Reached by phone, Haleem also said he didn’t want to talk.



He wasn’t always so publicity-shy. In 2001, a month after the Sept. 11 terror attacks, Haleem spoke with a Sun-Times reporter as president of the Arab American Police Association, saying he and other members of the organization offered their knowledge of the Middle East to the FBI’s Joint Terrorism Task Force in Chicago.



“We want people to know that, as Arab Americans, we condemn what happened Sept. 11 as much as anybody else,” Haleem said then.



Haleem also said he was one of four Arab-American police officers in Chicago assigned to work with Israeli security to protect that nation’s prime minister at an international Jewish convention held in the city in 2000.



Haleem, who is of Palestinian descent, was born in Israel. His family moved to the United States when he was 3. He said in 2001 that he was a member at two mosques — on the Southwest Side and in Bridgeview.



He said his ethnic background helped him “bridge the gap” and act as the police department’s unofficial liaison to the large Arab-American enclave in the Chicago Lawn neighborhood on the Southwest Side.



“We need to let our community know that the police are your friends,” Haleem said in the 2001 interview. “The ladies, dressed up in scarves, can be shy and timid about talking to the police. We let them know they need to communicate with us.”







Secret tapes



Soon, Haleem will be far better known for his secretly taped communications with Dean Nichols, Hendon’s onetime campaign treasurer, and the other defendants in the corruption cases.

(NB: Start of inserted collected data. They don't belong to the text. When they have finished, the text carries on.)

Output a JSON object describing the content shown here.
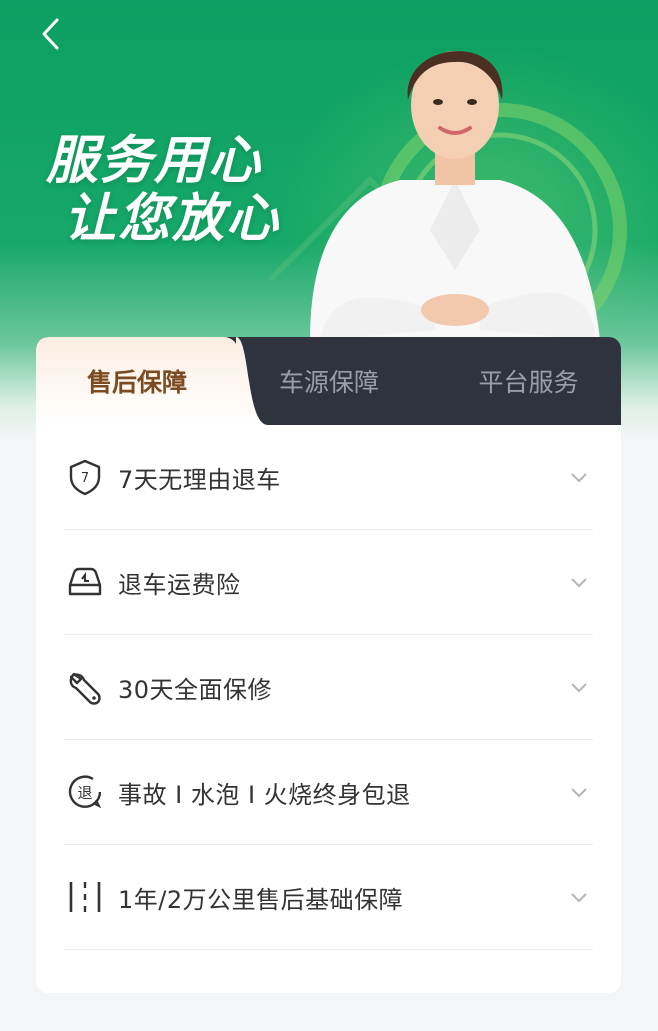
{
  "header": {
    "back_icon": "chevron-left-icon",
    "headline_line1": "服务用心",
    "headline_line2": "让您放心"
  },
  "tabs": [
    {
      "label": "售后保障",
      "active": true
    },
    {
      "label": "车源保障",
      "active": false
    },
    {
      "label": "平台服务",
      "active": false
    }
  ],
  "items": [
    {
      "icon": "shield-7-icon",
      "icon_text": "7",
      "label": "7天无理由退车"
    },
    {
      "icon": "car-icon",
      "label": "退车运费险"
    },
    {
      "icon": "wrench-icon",
      "label": "30天全面保修"
    },
    {
      "icon": "return-icon",
      "icon_text": "退",
      "label": "事故 I 水泡 I 火烧终身包退"
    },
    {
      "icon": "road-icon",
      "label": "1年/2万公里售后基础保障"
    }
  ],
  "colors": {
    "brand_green": "#0ba061",
    "tab_bar": "#2f333d",
    "active_tab_text": "#7a4b20"
  }
}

According to court records, Haleem told the FBI he’s known Nichols for more than 20 years, meeting when Nichols was the accountant for an auto-repair business owned by Haleem’s family and Nichols owned a bar that Haleem managed in the early 1990s.



Haleem also claimed that he and Nichols offered a former alderman $10,000 to help Haleem get promoted in the police department.



The former alderman — who isn’t identified by name in the court files — confirmed the offer to federal authorities, but they say “neither the payment nor the promotion ever occurred.”



After he was arrested and began working with the feds, Haleem was directed to tell Nichols he had a friend with clout in the federal government. The imaginary friend lived in California and could provide $25,000 grants in exchange for kickbacks. Authorities say Nichols subsequently hooked up Haleem with people willing to pay $5,000 bribes to obtain grants.



In conversations caught on the wiretaps, Nichols repeatedly expressed fears he was being set up.



When Nichols finally got through to Haleem in November 2011 after calling him “12 times,” Nichols said he feared Haleem “was being questioned by the guys at Roosevelt and Western” — referring, according to prosecutors, to the FBI’s Chicago office.







Bribe payers ‘nervous about you’



Another time, in February, Nichols allegedly was recorded telling Haleem he should accompany him to meetings with the grant recipients, saying the bribe payers “are nervous about you . . . because you are a cop. They are afraid you got a wire. You are a part of the scam.”



In 2008, soon after Haleem began cooperating with federal authorities, Nichols allegedly told him he could pay bribes to get his property taxes cut and introduced Haleem to the two Board of Review employees who are now accused of taking bribes in exchange for reducing the assessed value of two homes Haleem owns in Chicago and Burbank.



The streets where the properties are located were listed in the criminal complaint along with their exact assessed values. The Sun-Times used that information to learn that Haleem was the owner of those properties.



Sources confirmed Haleem was the informant behind the two cases.